Lanzarote owes its name to Lanzerotto Malocello, the genoese navigator, originating in Varazze (SV), which is the first to the discover in 1312 and that the he occupied for some time.
The huge eruptions in 1730, covering a third of island with thick layers of gravel black fine locally called picón, were at first seen as an absolute disaster for island, very fertile land was buried and many islanders suffered hunger, while many others left island.
However, it was soon discovered that the picón absorbs the condensate and the rain like a sponge, releasing moisture slowly and helping to keep fresh the roots of plants. Immediately they found a quality of vine able to thrive in these conditions/climate.
With more than 2,500 hours of strong sunlight year, and a soil rich in minerals accumulated on layers of soil below the picón, impart the grapes produced a excellent quality and taste. This ability to transform a potential natural disaster in a triumph is typical of the determination of the islanders of Lanzarote and today, the Malvasia wines produced here that regularly win international awards, are among the best in the world. The wines have a distinctive taste slightly fruity, very crunchy and dry on the tongue and are a perfect complement to the many fish dishes of the traditional cuisine of Lanzarote..
The production of wine maggiore is located at the Geria above Puerto del Carmen in the municipalities of Tias and San Bartolome. Here whole panorama of more than 3,000 hectares is covered with vineyards, with each screw protected against the strong trade winds by walls of half-moon shape composed of stones of volcanic rock.

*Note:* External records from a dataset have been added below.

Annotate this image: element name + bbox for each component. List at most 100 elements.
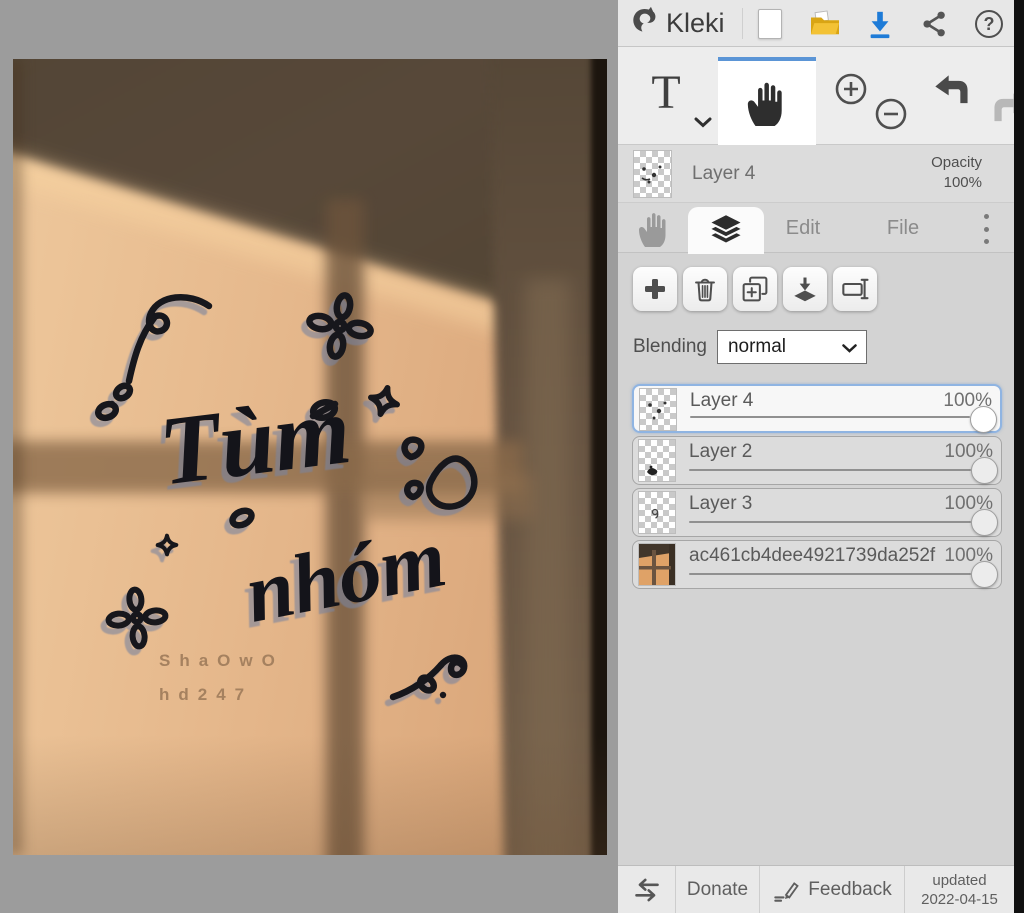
layer-row-layer4[interactable]: Layer 4 100% — [632, 384, 1002, 433]
add-layer-button[interactable] — [633, 267, 677, 311]
blending-row: Blending normal — [633, 330, 867, 364]
flower-top-middle — [306, 292, 374, 360]
layers-tab-icon — [707, 212, 745, 245]
sparkle-right — [368, 385, 400, 417]
active-layer-preview: Layer 4 Opacity 100% — [618, 145, 1014, 203]
opacity-slider-handle[interactable] — [971, 509, 998, 536]
swap-panel-side-button[interactable] — [618, 866, 676, 913]
merge-layer-button[interactable] — [783, 267, 827, 311]
tool-row: T — [618, 47, 1024, 145]
watermark-line1: ShaOwO — [159, 651, 284, 670]
layer-thumbnail — [633, 150, 672, 198]
ink-doodles: Tùm nhóm — [95, 292, 478, 701]
opacity-label: Opacity — [931, 154, 982, 171]
circle-doodle-left — [95, 400, 119, 422]
hand-tab-icon — [639, 213, 666, 247]
zoom-in-button[interactable] — [833, 71, 869, 107]
share-icon — [923, 11, 945, 37]
swap-arrows-icon — [634, 878, 659, 901]
updated-label: updated — [932, 871, 987, 889]
layer-name: Layer 4 — [690, 390, 754, 411]
tab-draw[interactable] — [632, 209, 676, 249]
app-title: Kleki — [666, 8, 725, 38]
text-tool-button[interactable]: T — [636, 55, 696, 135]
feedback-label: Feedback — [808, 878, 892, 900]
layer-list: Layer 4 100% Layer 2 100% Layer 3 100% a… — [632, 384, 1002, 592]
open-folder-icon — [811, 10, 839, 35]
rename-icon — [842, 278, 869, 300]
plus-icon — [645, 279, 665, 299]
help-icon: ? — [975, 10, 1003, 38]
hand-tool-button-selected[interactable] — [718, 57, 816, 145]
sparkle-left — [155, 533, 179, 557]
circle-doodle-center — [229, 507, 255, 529]
canvas-viewport[interactable]: Tùm nhóm ShaOwO hd247 — [0, 0, 618, 913]
flower-bottom-left — [105, 586, 169, 650]
layer-thumbnail — [638, 491, 676, 534]
blending-select[interactable]: normal — [716, 330, 867, 364]
trash-icon — [695, 278, 715, 302]
feedback-button[interactable]: Feedback — [760, 866, 905, 913]
screen-right-edge — [1014, 0, 1024, 913]
top-bar: Kleki ? — [618, 0, 1014, 47]
chevron-down-icon[interactable] — [694, 117, 712, 128]
updated-date: 2022-04-15 — [921, 890, 998, 908]
opacity-slider-handle[interactable] — [970, 406, 997, 433]
save-download-button[interactable] — [862, 7, 898, 41]
tab-edit[interactable]: Edit — [768, 203, 838, 253]
duplicate-icon — [742, 276, 768, 302]
delete-layer-button[interactable] — [683, 267, 727, 311]
help-button[interactable]: ? — [971, 7, 1007, 41]
active-layer-name: Layer 4 — [692, 163, 756, 184]
layer-thumbnail-photo — [638, 543, 676, 586]
artwork-canvas[interactable]: Tùm nhóm ShaOwO hd247 — [13, 59, 607, 855]
chevron-down-icon — [842, 344, 857, 353]
more-menu-icon[interactable] — [976, 212, 996, 246]
tab-file[interactable]: File — [868, 203, 938, 253]
opacity-slider[interactable] — [689, 521, 971, 523]
opacity-slider[interactable] — [689, 469, 971, 471]
hand-icon — [747, 82, 782, 126]
bottom-bar: Donate Feedback updated 2022-04-15 — [618, 865, 1014, 913]
opacity-slider[interactable] — [690, 416, 970, 418]
opacity-readout: Opacity 100% — [931, 153, 982, 193]
new-file-button[interactable] — [752, 7, 788, 41]
layer-name: Layer 3 — [689, 493, 753, 514]
tab-layers-selected[interactable] — [688, 207, 764, 254]
script-word-1: Tùm — [154, 376, 356, 506]
layer-row-layer2[interactable]: Layer 2 100% — [632, 436, 1002, 485]
rename-layer-button[interactable] — [833, 267, 877, 311]
donate-label: Donate — [686, 878, 749, 900]
divider — [742, 8, 743, 39]
layer-row-layer3[interactable]: Layer 3 100% — [632, 488, 1002, 537]
feedback-pencil-icon — [774, 881, 800, 902]
layer-row-background-photo[interactable]: ac461cb4dee4921739da252f 100% — [632, 540, 1002, 589]
blending-value: normal — [727, 336, 787, 357]
flourish-bottom-right — [389, 654, 468, 701]
tool-panel: Kleki ? T Layer 4 Opacity 100% Edit File… — [618, 0, 1024, 913]
layer-name: Layer 2 — [689, 441, 753, 462]
kleki-app: Tùm nhóm ShaOwO hd247 Kleki ? T Layer 4 … — [0, 0, 1024, 913]
share-button[interactable] — [917, 7, 953, 41]
panel-tabs: Edit File — [618, 203, 1014, 254]
layer-thumbnail — [638, 439, 676, 482]
opacity-value: 100% — [943, 174, 982, 191]
opacity-slider-handle[interactable] — [971, 561, 998, 588]
layer-name: ac461cb4dee4921739da252f — [689, 545, 936, 566]
open-file-button[interactable] — [807, 7, 843, 41]
opacity-slider-handle[interactable] — [971, 457, 998, 484]
flourish-top-left — [108, 293, 213, 408]
duplicate-layer-button[interactable] — [733, 267, 777, 311]
undo-button[interactable] — [932, 73, 972, 111]
script-word-2: nhóm — [238, 511, 453, 641]
layer-thumbnail — [639, 388, 677, 431]
opacity-slider[interactable] — [689, 573, 971, 575]
kleki-logo-icon — [633, 6, 656, 32]
updated-info: updated 2022-04-15 — [905, 866, 1014, 913]
merge-down-icon — [794, 277, 816, 302]
watermark-line2: hd247 — [159, 685, 254, 704]
blending-label: Blending — [633, 336, 707, 357]
zoom-out-button[interactable] — [873, 96, 909, 132]
donate-button[interactable]: Donate — [676, 866, 760, 913]
paisley-drops — [401, 436, 478, 510]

The feast of Our Lady of the Volcanoes
This wind brings with it hot air african, dust and sand, which produces a constant mist and the sudden increase in temperatures that reach 40°C. The yellowish powder, very fine and even manages to pass through windows and doors closed, while, on the outside, the visibility is reduced almost to zero and the air is heavy making atmosphere quite uninhabitable. Fortunately, the phenomenon is not common and generally limited to the winter months. The effects of the Calima normally stops in the heart of Atlantic Ocean even if on some occasions, when the phenomenon is remarkably intense, are unable to arrive in the Caribbean.